É comum que o empreendedor empregue parentes ou amigos próximos em sua empresa, já que há vantagens em trabalhar com pessoas que, além de confiáveis, dificilmente geram problemas trabalhistas. A geração empresarial, que costuma passar o negócio de pai para filho, carrega consigo a importância de manter a empresa da família em contínuo crescimento.

A escolha de um parente em detrimento de alguém mais preparado, a dificuldade do fundador da empresa em passar seu legado para seus sucessores e a rivalidade entre parentes são alguns pontos negativos mais comuns que podem existir numa empresa familiar.

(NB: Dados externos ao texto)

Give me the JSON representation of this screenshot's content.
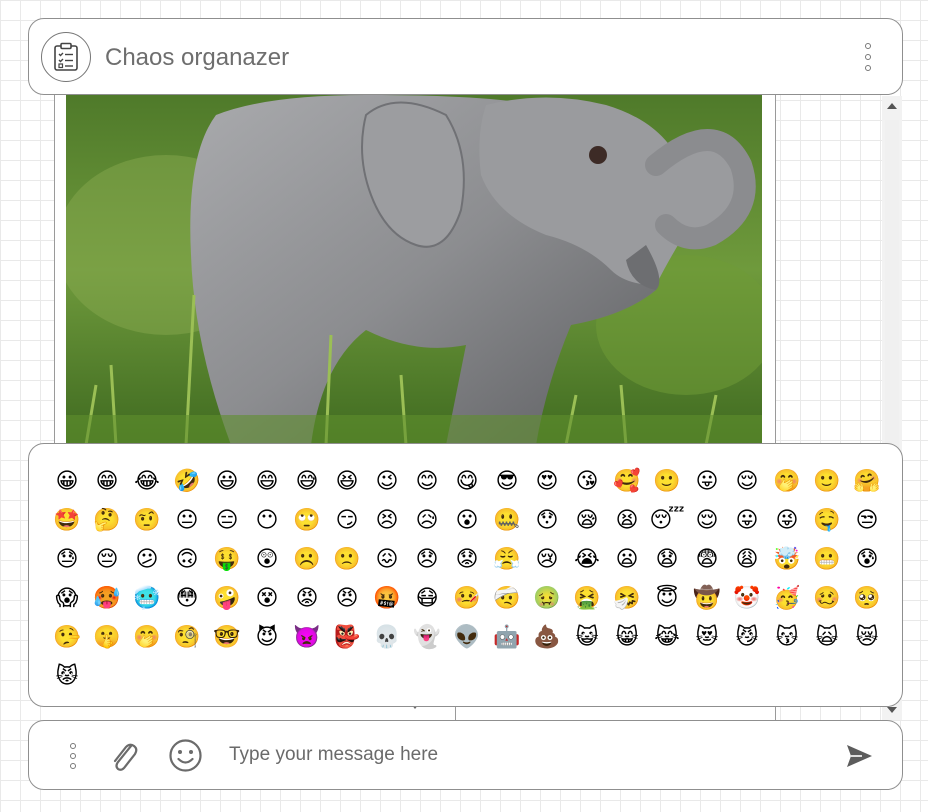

Enfrentar esses obstáculos e saber administrar todos esses conflitos existentes faz do empreendedor exemplo de liderança e de lugar de destaque no mercado competitivo.

O que considero mais importante é a capacidade dos fundadores em adotar um comportamento de protetores e vigias do negócio, porém, com a sabedoria para formar profissionais dentro da própria família, estimulando e provocando a preparação de cada interessado, sem coibir talentos. Governar uma empresa familiar vai muito além da governança convencional.